Jinda laughed and that made him cough. “Me too.”

“Did you come on your own?” Song asked.

“I ran away. My father beat me. So after my mother died I left. One morning she stopped cooking. She sat down. Rested her head on the table. That was it. I watched her. So peaceful.” Jinda seemed to be in his old life for a moment. His breathing had become deeper, calmer. Song watched him visibly shake himself back to the present. “That’s when I left. My father came after me. But he couldn’t find me. And you?”

“My father died in a flood. We lost our crop and there was nothing to eat. So I came to find work. I’ll go home when I’m rich.”

“You’re a long way from home now.”

“I’m a long way from being rich too.”

Jinda laughed again which gave rise to another fit of coughing.

Song frowned. “Are you all right?”

“I don’t breathe so well,” he wheezed. “Runs in the family.”

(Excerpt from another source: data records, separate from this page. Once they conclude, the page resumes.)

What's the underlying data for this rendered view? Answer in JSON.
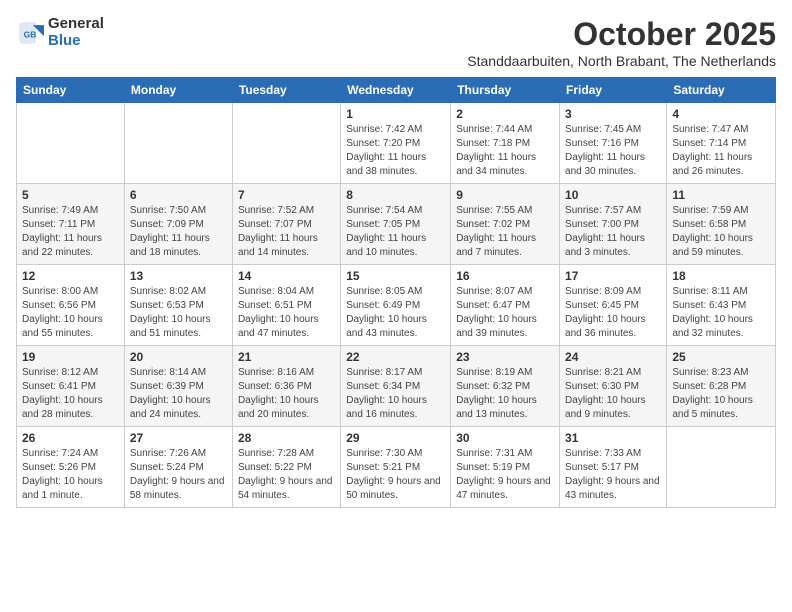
{
  "logo": {
    "general": "General",
    "blue": "Blue"
  },
  "header": {
    "month_title": "October 2025",
    "subtitle": "Standdaarbuiten, North Brabant, The Netherlands"
  },
  "days_of_week": [
    "Sunday",
    "Monday",
    "Tuesday",
    "Wednesday",
    "Thursday",
    "Friday",
    "Saturday"
  ],
  "weeks": [
    [
      {
        "day": "",
        "info": ""
      },
      {
        "day": "",
        "info": ""
      },
      {
        "day": "",
        "info": ""
      },
      {
        "day": "1",
        "info": "Sunrise: 7:42 AM\nSunset: 7:20 PM\nDaylight: 11 hours and 38 minutes."
      },
      {
        "day": "2",
        "info": "Sunrise: 7:44 AM\nSunset: 7:18 PM\nDaylight: 11 hours and 34 minutes."
      },
      {
        "day": "3",
        "info": "Sunrise: 7:45 AM\nSunset: 7:16 PM\nDaylight: 11 hours and 30 minutes."
      },
      {
        "day": "4",
        "info": "Sunrise: 7:47 AM\nSunset: 7:14 PM\nDaylight: 11 hours and 26 minutes."
      }
    ],
    [
      {
        "day": "5",
        "info": "Sunrise: 7:49 AM\nSunset: 7:11 PM\nDaylight: 11 hours and 22 minutes."
      },
      {
        "day": "6",
        "info": "Sunrise: 7:50 AM\nSunset: 7:09 PM\nDaylight: 11 hours and 18 minutes."
      },
      {
        "day": "7",
        "info": "Sunrise: 7:52 AM\nSunset: 7:07 PM\nDaylight: 11 hours and 14 minutes."
      },
      {
        "day": "8",
        "info": "Sunrise: 7:54 AM\nSunset: 7:05 PM\nDaylight: 11 hours and 10 minutes."
      },
      {
        "day": "9",
        "info": "Sunrise: 7:55 AM\nSunset: 7:02 PM\nDaylight: 11 hours and 7 minutes."
      },
      {
        "day": "10",
        "info": "Sunrise: 7:57 AM\nSunset: 7:00 PM\nDaylight: 11 hours and 3 minutes."
      },
      {
        "day": "11",
        "info": "Sunrise: 7:59 AM\nSunset: 6:58 PM\nDaylight: 10 hours and 59 minutes."
      }
    ],
    [
      {
        "day": "12",
        "info": "Sunrise: 8:00 AM\nSunset: 6:56 PM\nDaylight: 10 hours and 55 minutes."
      },
      {
        "day": "13",
        "info": "Sunrise: 8:02 AM\nSunset: 6:53 PM\nDaylight: 10 hours and 51 minutes."
      },
      {
        "day": "14",
        "info": "Sunrise: 8:04 AM\nSunset: 6:51 PM\nDaylight: 10 hours and 47 minutes."
      },
      {
        "day": "15",
        "info": "Sunrise: 8:05 AM\nSunset: 6:49 PM\nDaylight: 10 hours and 43 minutes."
      },
      {
        "day": "16",
        "info": "Sunrise: 8:07 AM\nSunset: 6:47 PM\nDaylight: 10 hours and 39 minutes."
      },
      {
        "day": "17",
        "info": "Sunrise: 8:09 AM\nSunset: 6:45 PM\nDaylight: 10 hours and 36 minutes."
      },
      {
        "day": "18",
        "info": "Sunrise: 8:11 AM\nSunset: 6:43 PM\nDaylight: 10 hours and 32 minutes."
      }
    ],
    [
      {
        "day": "19",
        "info": "Sunrise: 8:12 AM\nSunset: 6:41 PM\nDaylight: 10 hours and 28 minutes."
      },
      {
        "day": "20",
        "info": "Sunrise: 8:14 AM\nSunset: 6:39 PM\nDaylight: 10 hours and 24 minutes."
      },
      {
        "day": "21",
        "info": "Sunrise: 8:16 AM\nSunset: 6:36 PM\nDaylight: 10 hours and 20 minutes."
      },
      {
        "day": "22",
        "info": "Sunrise: 8:17 AM\nSunset: 6:34 PM\nDaylight: 10 hours and 16 minutes."
      },
      {
        "day": "23",
        "info": "Sunrise: 8:19 AM\nSunset: 6:32 PM\nDaylight: 10 hours and 13 minutes."
      },
      {
        "day": "24",
        "info": "Sunrise: 8:21 AM\nSunset: 6:30 PM\nDaylight: 10 hours and 9 minutes."
      },
      {
        "day": "25",
        "info": "Sunrise: 8:23 AM\nSunset: 6:28 PM\nDaylight: 10 hours and 5 minutes."
      }
    ],
    [
      {
        "day": "26",
        "info": "Sunrise: 7:24 AM\nSunset: 5:26 PM\nDaylight: 10 hours and 1 minute."
      },
      {
        "day": "27",
        "info": "Sunrise: 7:26 AM\nSunset: 5:24 PM\nDaylight: 9 hours and 58 minutes."
      },
      {
        "day": "28",
        "info": "Sunrise: 7:28 AM\nSunset: 5:22 PM\nDaylight: 9 hours and 54 minutes."
      },
      {
        "day": "29",
        "info": "Sunrise: 7:30 AM\nSunset: 5:21 PM\nDaylight: 9 hours and 50 minutes."
      },
      {
        "day": "30",
        "info": "Sunrise: 7:31 AM\nSunset: 5:19 PM\nDaylight: 9 hours and 47 minutes."
      },
      {
        "day": "31",
        "info": "Sunrise: 7:33 AM\nSunset: 5:17 PM\nDaylight: 9 hours and 43 minutes."
      },
      {
        "day": "",
        "info": ""
      }
    ]
  ]
}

Within the hour the boys were already on their way to the fields. That afternoon Song learnt how to cut cane with a machete, how to stack it in alternate directions and lift it on to his back. By the end of the day his arms were aching and his hands rubbed raw but he felt renewed. On their way back to the camp he and the others sucked the splintered ends of cut cane. Song could not have been happier. The land was sweet like he had been told, exactly as he had hoped.